Longevity & AgingResearch PaperOpen Access

New CRISPR-Spatial Method Maps Gene Networks in Living Tissues

Perturb-FISH combines CRISPR screening with spatial gene mapping to reveal how cells communicate and respond to genetic changes.

Tuesday, March 31, 2026 0 views
Published in Cell
Fluorescent microscopy view of tissue cells with colorful gene expression patterns overlaid, showing interconnected cellular networks

Summary

Researchers developed Perturb-FISH, a breakthrough method that combines CRISPR gene editing with spatial transcriptomics to map how genes function within their cellular neighborhoods. Unlike traditional approaches that lose spatial context, this technique reveals how genetic perturbations affect not just individual cells but also their neighbors. The method successfully identified immune response networks in macrophages and autism-related pathways in brain cells, opening new possibilities for understanding complex diseases and cellular interactions in their natural tissue environment.

Detailed Summary

Scientists have created a powerful new tool called Perturb-FISH that revolutionizes how we study gene function by preserving the spatial context of cells within tissues. Traditional CRISPR screening methods, while effective at identifying gene functions, lose crucial information about how cells interact with their neighbors when tissues are dissociated for analysis.

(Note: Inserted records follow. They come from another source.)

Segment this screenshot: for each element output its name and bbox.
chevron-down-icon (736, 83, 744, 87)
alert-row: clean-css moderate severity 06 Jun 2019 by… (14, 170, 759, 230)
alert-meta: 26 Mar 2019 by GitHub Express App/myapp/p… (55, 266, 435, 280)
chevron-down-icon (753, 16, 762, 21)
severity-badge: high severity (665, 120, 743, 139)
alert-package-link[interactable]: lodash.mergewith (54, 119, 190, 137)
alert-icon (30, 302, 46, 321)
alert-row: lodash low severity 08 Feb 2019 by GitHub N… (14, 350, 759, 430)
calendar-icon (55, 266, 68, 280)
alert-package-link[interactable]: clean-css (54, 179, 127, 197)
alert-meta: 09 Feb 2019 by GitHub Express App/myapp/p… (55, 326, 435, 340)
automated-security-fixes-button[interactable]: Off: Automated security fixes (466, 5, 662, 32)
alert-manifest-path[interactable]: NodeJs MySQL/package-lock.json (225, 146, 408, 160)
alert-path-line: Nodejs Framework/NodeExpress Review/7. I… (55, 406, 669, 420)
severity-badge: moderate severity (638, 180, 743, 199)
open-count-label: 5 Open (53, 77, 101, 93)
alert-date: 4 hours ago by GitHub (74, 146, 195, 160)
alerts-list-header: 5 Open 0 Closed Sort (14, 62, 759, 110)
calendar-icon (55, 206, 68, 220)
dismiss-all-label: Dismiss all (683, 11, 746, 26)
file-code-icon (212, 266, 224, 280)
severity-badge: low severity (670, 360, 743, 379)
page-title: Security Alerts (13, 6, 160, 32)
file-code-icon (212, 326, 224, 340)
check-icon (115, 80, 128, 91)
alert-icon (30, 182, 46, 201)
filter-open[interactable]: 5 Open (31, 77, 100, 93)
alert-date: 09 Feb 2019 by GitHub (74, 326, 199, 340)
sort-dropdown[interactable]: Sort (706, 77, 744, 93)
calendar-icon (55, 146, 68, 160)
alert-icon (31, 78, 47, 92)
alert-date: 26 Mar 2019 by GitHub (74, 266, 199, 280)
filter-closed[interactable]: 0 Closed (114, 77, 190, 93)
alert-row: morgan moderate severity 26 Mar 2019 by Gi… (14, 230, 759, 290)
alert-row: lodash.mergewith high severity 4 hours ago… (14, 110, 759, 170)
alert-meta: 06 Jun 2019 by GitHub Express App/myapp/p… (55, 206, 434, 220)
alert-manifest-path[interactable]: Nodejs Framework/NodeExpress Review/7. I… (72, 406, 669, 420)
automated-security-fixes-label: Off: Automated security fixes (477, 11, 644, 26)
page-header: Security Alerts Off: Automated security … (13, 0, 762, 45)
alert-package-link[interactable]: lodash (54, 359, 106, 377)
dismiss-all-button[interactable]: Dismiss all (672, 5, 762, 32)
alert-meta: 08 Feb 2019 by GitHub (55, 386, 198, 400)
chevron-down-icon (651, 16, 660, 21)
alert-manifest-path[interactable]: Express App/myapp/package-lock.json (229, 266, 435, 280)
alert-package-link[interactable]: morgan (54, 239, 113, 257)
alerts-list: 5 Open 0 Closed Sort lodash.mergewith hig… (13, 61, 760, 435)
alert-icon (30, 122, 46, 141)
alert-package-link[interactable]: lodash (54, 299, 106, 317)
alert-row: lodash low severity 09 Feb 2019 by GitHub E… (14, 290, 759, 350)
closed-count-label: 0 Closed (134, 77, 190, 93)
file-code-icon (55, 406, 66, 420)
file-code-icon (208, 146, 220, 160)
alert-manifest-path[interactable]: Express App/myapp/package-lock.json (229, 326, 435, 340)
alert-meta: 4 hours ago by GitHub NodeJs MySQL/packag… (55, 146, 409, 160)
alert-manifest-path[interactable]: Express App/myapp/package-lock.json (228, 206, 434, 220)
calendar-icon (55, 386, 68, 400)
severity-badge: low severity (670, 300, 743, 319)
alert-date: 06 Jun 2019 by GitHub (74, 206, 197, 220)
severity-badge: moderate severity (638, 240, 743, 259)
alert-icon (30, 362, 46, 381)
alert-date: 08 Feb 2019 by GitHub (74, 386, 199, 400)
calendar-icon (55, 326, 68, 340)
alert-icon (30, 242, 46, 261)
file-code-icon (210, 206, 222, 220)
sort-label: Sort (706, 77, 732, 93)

The research team combined CRISPR gene editing with advanced spatial transcriptomics, allowing them to simultaneously map which genes are turned on or off and identify which specific genes have been targeted by CRISPR—all while maintaining the original tissue architecture. They achieved this by engineering guide RNAs with special amplification sequences that can be detected and decoded directly within intact tissue samples.

Testing their method on immune cells responding to bacterial toxins, the researchers found that Perturb-FISH results closely matched traditional single-cell RNA sequencing approaches, with correlation coefficients above 75-90% for key immune pathway genes. Importantly, the spatial approach revealed additional insights that were missed by conventional methods, including how cell density affects immune responses and how neighboring cells influence each other's genetic programs.

The team demonstrated the method's versatility by studying autism spectrum disorder risk genes in human brain cells derived from stem cells, successfully linking genetic perturbations to both calcium signaling defects and gene expression changes. They also applied Perturb-FISH to three-dimensional tumor models, revealing how genetic modifications in cancer cells affect interactions with infiltrating immune cells.

This advancement could accelerate drug discovery and our understanding of complex diseases by revealing how genetic networks operate within their natural cellular neighborhoods, rather than in isolation.

Key Findings

  • Perturb-FISH achieves 75-90% correlation with traditional CRISPR screening while preserving spatial context
  • Method reveals density-dependent immune responses missed by conventional approaches
  • Successfully maps autism risk gene networks in human brain cells with functional readouts
  • Identifies tumor-immune cell interactions in 3D tissue models
  • Requires only 30-50 cells per genetic target for reliable results

Methodology

The study used engineered lentiviral vectors with T7 promoter sequences for in situ guide RNA amplification, combined with multiplexed error-robust fluorescence in situ hybridization (MERFISH) for simultaneous detection of guide RNAs and target gene expression in intact tissue samples.

Study Limitations

The method requires specialized imaging equipment and expertise, is currently limited to pre-selected gene panels rather than genome-wide analysis, and validation was performed primarily in cell culture models with limited in vivo tissue testing.